What does Dimethyl Capramide do in a cosmetic formula?

This ingredient is used mainly as a polar solvent and solubilizer, helping dissolve oily actives, fragrance materials, and other low-water-solubility components in personal care formulas.

Is Dimethyl Capramide clean?

From a clean-beauty perspective, it is a synthetic specialty solvent rather than a classic botanical or simple skin-identical ingredient. It is not a major allergen, but it can carry some clean-standard friction because solvent-type amides may raise irritation or residual-processing questions depending on grade and use level.

Is Dimethyl Capramide sustainable?

This material is commonly linked to fatty-acid feedstocks, which can be plant-derived, combined with petrochemical or synthetic amine chemistry. It is expected to be more biodegradable than silicone or fluorinated solvents, but sourcing transparency matters because the fatty chain may come from palm or coconut supply chains.

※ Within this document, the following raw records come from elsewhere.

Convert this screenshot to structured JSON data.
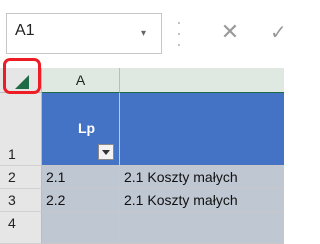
{
  "formula_bar": {
    "name_box": "A1",
    "dropdown_glyph": "▾",
    "cancel_glyph": "✕",
    "enter_glyph": "✓"
  },
  "columns": [
    {
      "label": "A"
    }
  ],
  "rows": [
    {
      "number": "1",
      "lp": "Lp",
      "desc": ""
    },
    {
      "number": "2",
      "lp": "2.1",
      "desc": "2.1 Koszty małych"
    },
    {
      "number": "3",
      "lp": "2.2",
      "desc": "2.1 Koszty małych"
    },
    {
      "number": "4",
      "lp": "",
      "desc": ""
    }
  ],
  "colors": {
    "header_fill": "#4472c4",
    "data_fill": "#bfc7d2",
    "highlight": "#ee1c24",
    "select_all_triangle": "#1e6b45"
  },
  "icons": {
    "select_all": "select-all-triangle-icon",
    "filter": "filter-dropdown-icon",
    "cancel": "cancel-icon",
    "enter": "enter-check-icon"
  }
}
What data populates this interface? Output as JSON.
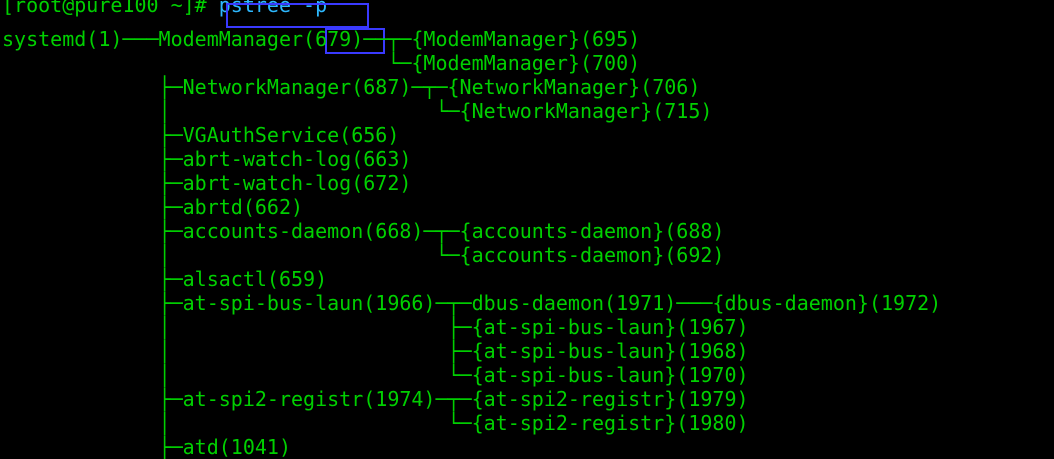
{
  "terminal": {
    "prompt": "[root@pure100 ~]# ",
    "command": "pstree -p",
    "colors": {
      "background": "#000000",
      "text": "#00d000",
      "command_text": "#2db8ff",
      "highlight_box": "#3a3aff"
    },
    "lines": [
      "systemd(1)───ModemManager(679)──┬─{ModemManager}(695)",
      "                                └─{ModemManager}(700)",
      "             ├─NetworkManager(687)─┬─{NetworkManager}(706)",
      "             │                      └─{NetworkManager}(715)",
      "             ├─VGAuthService(656)",
      "             ├─abrt-watch-log(663)",
      "             ├─abrt-watch-log(672)",
      "             ├─abrtd(662)",
      "             ├─accounts-daemon(668)─┬─{accounts-daemon}(688)",
      "             │                      └─{accounts-daemon}(692)",
      "             ├─alsactl(659)",
      "             ├─at-spi-bus-laun(1966)─┬─dbus-daemon(1971)───{dbus-daemon}(1972)",
      "             │                       ├─{at-spi-bus-laun}(1967)",
      "             │                       ├─{at-spi-bus-laun}(1968)",
      "             │                       └─{at-spi-bus-laun}(1970)",
      "             ├─at-spi2-registr(1974)─┬─{at-spi2-registr}(1979)",
      "             │                       └─{at-spi2-registr}(1980)",
      "             ├─atd(1041)"
    ]
  }
}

Is Dimethyl Capramide COSMOS-approved?

This ingredient is not a straightforward COSMOS-organic fit and may only align with COSMOS-natural expectations if the supplier can document approved raw materials, processing, and impurity controls. From a Green Chemistry view, it has some positives as a fatty-chain solvent with improved biodegradability potential, but its synthetic amide chemistry keeps it from being a clear green-tier material.

How does Dimethyl Capramide work chemically?

The molecule is a small tertiary amide with a C10 lipophilic chain and a polar amide head, giving it both oil solvency and compatibility with many organic actives. It is generally stable across typical cosmetic pH ranges and is used where formulators need a nonvolatile solvent or penetration-enhancing co-solvent, with use level driven by the active, leave-on versus rinse-off format, and irritation testing.